L’Arabie Saoudite est l’un des régimes les plus violents de la planète : une dictature religieuse implacable qui a bâti son immense fortune sur la dévastation planétaire. Par exemple, en mars 2022, l’Arabie Saoudite exécutait en une seule journée 81 personnes. Ce pays est le dernier au monde qui organise officiellement des décapitations au sabre et en place publique. Parfois les restes du supplicié sont crucifiés, «pour donner l’exemple». Des peines de morts sont prononcées pour «sorcellerie» et la lapidation est toujours pratiquée.
Le régime Saoudien a fait assassiner le journaliste d’opposition Jamal Kashoggi en 2018 en Turquie. Le journaliste tué aurait été «démembré» dans l’ambassade d’Arabie Saoudite par des agents du régime. Le pays est aussi un fauteur de guerre. Le 25 novembre 2021, l’ONU chiffrait à 377.000 le nombre de victimes causées par la guerre au Yémen, en sept ans. Les armes utilisées par l’Arabie Saoudite, notamment les avions qui bombardent la population, sont fournies par la France. Ce régime est aussi un allié stratégique des États-Unis. On ne touche pas aux «amis» dont les mains sont couvertes de sangs.
Non seulement l’Arabie Saoudite n’est pas mise au ban de la communauté internationale, mais elle essaie d’imposer sa marque dans les esprits, par exemple en achetant à prix d’or de grands joueurs de foot. Alors que les massacres commis contre des éthiopien-nes étaient révélés, le joueur Neymar arrivait à bord d’un Boeing vide affrété par la dictature. L’un des plus gros et des plus luxueux avions du monde, avec des chambres, une salle de bains privative ou encore des salles de conférence. Le brésilien sera payé des dizaines de millions de dollars, possédera une villa et des domestiques. Comme d’autres joueurs prestigieux achetés par le pays, il s’agit d’un symbole de puissance, pour lequel le régime débloque des moyens illimités. L’Arabie Saoudite est immensément riche, alliée de l’Occident, et veut désormais «séduire» l’opinion mondiale par le sport et la propagande.
Plus proche de nous, depuis plusieurs mois, de véritables opérations de déportations et des traitements inhumains sont organisés par le gouvernement tunisien contre les subsaharien-nes. Des centaines d’exilé-es noir-es ont été abandonnées à une mort certaine en plein été, sans eau ni nourriture, dans des zones désertiques, pour leur appartenance raciale. On parle de 500 à 700 personnes, peut-être plus. Que fait l’Europe ? Elle est complice.

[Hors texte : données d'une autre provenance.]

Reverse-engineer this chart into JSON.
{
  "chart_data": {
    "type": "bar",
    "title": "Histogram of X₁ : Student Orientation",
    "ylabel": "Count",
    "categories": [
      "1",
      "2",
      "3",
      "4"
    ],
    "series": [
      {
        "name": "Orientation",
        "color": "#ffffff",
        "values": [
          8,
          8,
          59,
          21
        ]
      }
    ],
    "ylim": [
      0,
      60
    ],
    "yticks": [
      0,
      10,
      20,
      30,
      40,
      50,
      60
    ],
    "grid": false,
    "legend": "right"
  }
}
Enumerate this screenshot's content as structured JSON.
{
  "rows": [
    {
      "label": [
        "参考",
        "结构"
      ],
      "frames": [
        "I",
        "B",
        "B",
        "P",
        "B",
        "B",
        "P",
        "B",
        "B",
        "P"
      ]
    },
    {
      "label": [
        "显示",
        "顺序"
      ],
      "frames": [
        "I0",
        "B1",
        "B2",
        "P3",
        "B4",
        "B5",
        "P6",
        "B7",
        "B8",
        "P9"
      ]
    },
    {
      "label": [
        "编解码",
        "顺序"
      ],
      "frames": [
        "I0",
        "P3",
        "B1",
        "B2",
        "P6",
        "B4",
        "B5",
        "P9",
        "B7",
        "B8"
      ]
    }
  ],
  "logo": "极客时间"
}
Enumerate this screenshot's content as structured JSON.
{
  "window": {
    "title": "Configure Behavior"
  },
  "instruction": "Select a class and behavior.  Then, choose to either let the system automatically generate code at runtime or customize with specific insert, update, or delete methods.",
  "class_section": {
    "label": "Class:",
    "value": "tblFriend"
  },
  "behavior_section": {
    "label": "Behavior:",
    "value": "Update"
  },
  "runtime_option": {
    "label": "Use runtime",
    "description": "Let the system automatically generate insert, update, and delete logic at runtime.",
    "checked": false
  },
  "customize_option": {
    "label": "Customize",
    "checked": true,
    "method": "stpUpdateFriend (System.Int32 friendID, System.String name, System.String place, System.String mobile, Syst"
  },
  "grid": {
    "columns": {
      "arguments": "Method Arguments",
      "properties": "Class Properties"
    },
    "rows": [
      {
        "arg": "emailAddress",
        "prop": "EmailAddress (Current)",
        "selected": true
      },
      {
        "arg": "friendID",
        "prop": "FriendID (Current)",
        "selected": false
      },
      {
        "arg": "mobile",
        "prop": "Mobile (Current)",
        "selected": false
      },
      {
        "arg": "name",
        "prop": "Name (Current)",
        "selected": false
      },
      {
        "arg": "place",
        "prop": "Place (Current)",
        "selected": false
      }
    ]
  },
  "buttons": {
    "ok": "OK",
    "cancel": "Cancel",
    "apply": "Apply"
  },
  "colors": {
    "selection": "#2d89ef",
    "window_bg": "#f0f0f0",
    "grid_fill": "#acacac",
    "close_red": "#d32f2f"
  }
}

Nos états dits «démocratiques» sous-traitent le racisme et la mise à mort des exilé-es aux pays arabes. En Tunisie comme en Libye, l’Europe ferme les yeux sur les traitements barbares réservés aux subsaharien-nes. Elle leur donne même des financements destinés à gérer les flux migratoires. En Arabie Saoudite, l’Occident détourne les yeux sur les massacres d’exilé-es pour préserver un pays ami qui lui achète des armes.